Senator Gillibrand, a young upstart from New York, has taken on the herculean task of dragging the scourge of rampant sexual assault in our military into the light. She has deployed her hard-won political capital to shatter the veil of silence on such a dishonorable phenomenon and change the rules of the prosecution game. One would be hard pressed to argue that her status as a woman on the Senate Armed Services Committee didn’t have an impact on her decision to champion this issue.
These two Senators, at sometimes-great political cost, have decided to tackle serious issues that have festered in the background of our culture for years. So, why aren’t they stepping to the fore in the 2016 race? Well, according to the received wisdom of our political class, it’s Hillary’s turn. Women are ready for Mrs. Clinton, and woe to the sorry broad naïve enough to challenge her.

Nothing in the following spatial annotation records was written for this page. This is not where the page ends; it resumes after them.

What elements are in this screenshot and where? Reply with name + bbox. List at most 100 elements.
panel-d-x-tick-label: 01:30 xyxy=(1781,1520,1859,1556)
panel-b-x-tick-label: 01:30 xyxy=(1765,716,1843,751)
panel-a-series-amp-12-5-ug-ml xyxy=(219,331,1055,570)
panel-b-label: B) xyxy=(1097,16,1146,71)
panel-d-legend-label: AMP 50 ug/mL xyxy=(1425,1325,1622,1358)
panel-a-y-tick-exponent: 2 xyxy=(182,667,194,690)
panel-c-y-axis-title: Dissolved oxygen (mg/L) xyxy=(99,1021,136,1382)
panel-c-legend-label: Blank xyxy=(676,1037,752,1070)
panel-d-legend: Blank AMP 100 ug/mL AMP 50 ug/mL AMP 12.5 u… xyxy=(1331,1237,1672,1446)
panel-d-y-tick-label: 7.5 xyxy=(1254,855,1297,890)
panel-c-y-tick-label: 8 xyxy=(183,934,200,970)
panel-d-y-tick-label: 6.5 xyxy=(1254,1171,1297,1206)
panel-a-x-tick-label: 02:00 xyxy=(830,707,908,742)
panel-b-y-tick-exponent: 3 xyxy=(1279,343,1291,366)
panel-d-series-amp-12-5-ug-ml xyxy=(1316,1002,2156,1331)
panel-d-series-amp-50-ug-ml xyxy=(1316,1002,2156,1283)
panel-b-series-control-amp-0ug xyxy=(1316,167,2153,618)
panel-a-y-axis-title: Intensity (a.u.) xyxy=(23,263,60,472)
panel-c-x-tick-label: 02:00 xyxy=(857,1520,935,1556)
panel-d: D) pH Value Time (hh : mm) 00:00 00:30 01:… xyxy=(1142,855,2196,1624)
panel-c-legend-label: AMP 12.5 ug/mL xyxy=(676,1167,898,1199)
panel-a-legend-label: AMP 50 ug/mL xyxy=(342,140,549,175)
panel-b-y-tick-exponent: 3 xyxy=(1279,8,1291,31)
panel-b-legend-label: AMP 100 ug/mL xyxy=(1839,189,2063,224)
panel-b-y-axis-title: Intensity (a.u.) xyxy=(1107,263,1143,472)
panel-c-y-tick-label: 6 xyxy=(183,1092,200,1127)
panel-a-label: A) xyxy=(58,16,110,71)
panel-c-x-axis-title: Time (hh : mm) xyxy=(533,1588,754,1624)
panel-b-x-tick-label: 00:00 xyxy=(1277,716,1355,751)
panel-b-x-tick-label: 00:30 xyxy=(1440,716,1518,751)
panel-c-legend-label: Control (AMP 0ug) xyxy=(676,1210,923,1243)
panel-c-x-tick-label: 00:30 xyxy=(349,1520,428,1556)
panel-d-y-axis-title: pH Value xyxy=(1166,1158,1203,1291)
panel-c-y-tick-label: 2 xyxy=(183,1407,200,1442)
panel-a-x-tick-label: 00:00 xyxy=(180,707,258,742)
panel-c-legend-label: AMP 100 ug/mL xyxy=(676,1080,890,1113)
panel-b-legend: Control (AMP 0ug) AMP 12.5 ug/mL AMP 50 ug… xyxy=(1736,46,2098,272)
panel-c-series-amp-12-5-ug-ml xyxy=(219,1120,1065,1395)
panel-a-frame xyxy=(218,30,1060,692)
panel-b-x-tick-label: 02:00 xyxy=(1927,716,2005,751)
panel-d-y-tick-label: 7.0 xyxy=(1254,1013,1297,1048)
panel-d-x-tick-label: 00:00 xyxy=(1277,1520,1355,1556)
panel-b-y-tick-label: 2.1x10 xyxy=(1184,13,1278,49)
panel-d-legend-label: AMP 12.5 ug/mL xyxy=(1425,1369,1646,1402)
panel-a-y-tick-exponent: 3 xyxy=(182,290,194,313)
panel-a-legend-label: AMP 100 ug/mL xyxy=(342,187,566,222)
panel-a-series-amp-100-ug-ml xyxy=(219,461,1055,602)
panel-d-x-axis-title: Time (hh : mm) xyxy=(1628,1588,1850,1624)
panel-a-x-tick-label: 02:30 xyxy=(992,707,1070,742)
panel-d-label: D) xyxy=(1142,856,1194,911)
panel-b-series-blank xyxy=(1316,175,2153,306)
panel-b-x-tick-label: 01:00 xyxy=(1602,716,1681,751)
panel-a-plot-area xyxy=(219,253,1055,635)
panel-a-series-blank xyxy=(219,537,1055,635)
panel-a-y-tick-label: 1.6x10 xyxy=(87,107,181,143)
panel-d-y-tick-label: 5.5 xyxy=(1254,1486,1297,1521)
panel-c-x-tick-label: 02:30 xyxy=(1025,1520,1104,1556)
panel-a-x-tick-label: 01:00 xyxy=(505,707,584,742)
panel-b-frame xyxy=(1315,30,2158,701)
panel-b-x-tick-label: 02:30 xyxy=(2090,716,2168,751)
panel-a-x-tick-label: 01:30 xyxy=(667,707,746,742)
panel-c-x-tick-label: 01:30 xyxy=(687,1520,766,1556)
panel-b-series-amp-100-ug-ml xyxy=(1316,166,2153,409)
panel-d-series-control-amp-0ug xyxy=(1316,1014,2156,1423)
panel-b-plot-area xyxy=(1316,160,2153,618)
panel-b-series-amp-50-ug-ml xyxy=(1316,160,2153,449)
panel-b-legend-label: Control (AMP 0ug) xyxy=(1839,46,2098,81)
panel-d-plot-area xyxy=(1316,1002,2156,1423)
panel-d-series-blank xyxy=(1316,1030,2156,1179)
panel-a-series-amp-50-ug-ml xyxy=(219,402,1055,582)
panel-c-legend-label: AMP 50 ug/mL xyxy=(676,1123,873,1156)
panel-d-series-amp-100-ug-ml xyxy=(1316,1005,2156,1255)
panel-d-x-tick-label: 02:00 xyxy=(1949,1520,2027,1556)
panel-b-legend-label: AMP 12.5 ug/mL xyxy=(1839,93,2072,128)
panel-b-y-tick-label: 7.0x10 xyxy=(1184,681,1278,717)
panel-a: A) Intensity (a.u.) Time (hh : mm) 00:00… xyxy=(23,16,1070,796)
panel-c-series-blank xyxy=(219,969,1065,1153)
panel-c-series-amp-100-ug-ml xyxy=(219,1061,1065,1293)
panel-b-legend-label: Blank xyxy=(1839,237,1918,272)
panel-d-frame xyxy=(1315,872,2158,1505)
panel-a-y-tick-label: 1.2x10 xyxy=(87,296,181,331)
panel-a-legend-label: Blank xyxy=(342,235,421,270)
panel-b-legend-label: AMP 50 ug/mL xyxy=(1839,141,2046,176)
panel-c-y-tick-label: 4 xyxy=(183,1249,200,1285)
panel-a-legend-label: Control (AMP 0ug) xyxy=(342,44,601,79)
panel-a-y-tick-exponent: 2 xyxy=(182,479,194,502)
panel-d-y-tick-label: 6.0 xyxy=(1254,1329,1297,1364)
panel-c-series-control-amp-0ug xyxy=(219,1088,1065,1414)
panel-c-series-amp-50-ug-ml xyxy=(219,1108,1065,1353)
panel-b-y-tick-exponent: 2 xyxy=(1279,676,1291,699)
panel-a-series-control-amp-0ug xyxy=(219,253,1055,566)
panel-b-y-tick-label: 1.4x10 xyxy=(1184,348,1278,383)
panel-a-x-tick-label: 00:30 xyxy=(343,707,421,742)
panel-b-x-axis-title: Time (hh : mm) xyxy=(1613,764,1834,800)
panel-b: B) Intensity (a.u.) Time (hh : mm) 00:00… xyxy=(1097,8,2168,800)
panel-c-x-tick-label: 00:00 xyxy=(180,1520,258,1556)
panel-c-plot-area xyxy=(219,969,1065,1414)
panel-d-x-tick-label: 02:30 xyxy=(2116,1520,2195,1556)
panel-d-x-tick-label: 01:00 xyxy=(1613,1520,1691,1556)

At this point, it’s important to reiterate that my personal stance on Clinton is really beyond the point. I’m not attempting to cast doubt on her fitness for the Presidency. Nor am I suggesting a preference. Rather, the critical issue here is the absence of a meaningful, serious choice. Each time another elected representative declines to initiate a healthy competition for the most important office in the world, and each time voters fail to attack this lack of courage and imagination, American democracy dies a little.
The specter of defeat in politics is an immutable facet of the landscape.
Some of our most qualified elected representatives have declined to compete for the chance to forge a future in which America remains the strongest nation on the international stage. This writer, for one, would like authentic choices in 2016. Token candidates need not apply.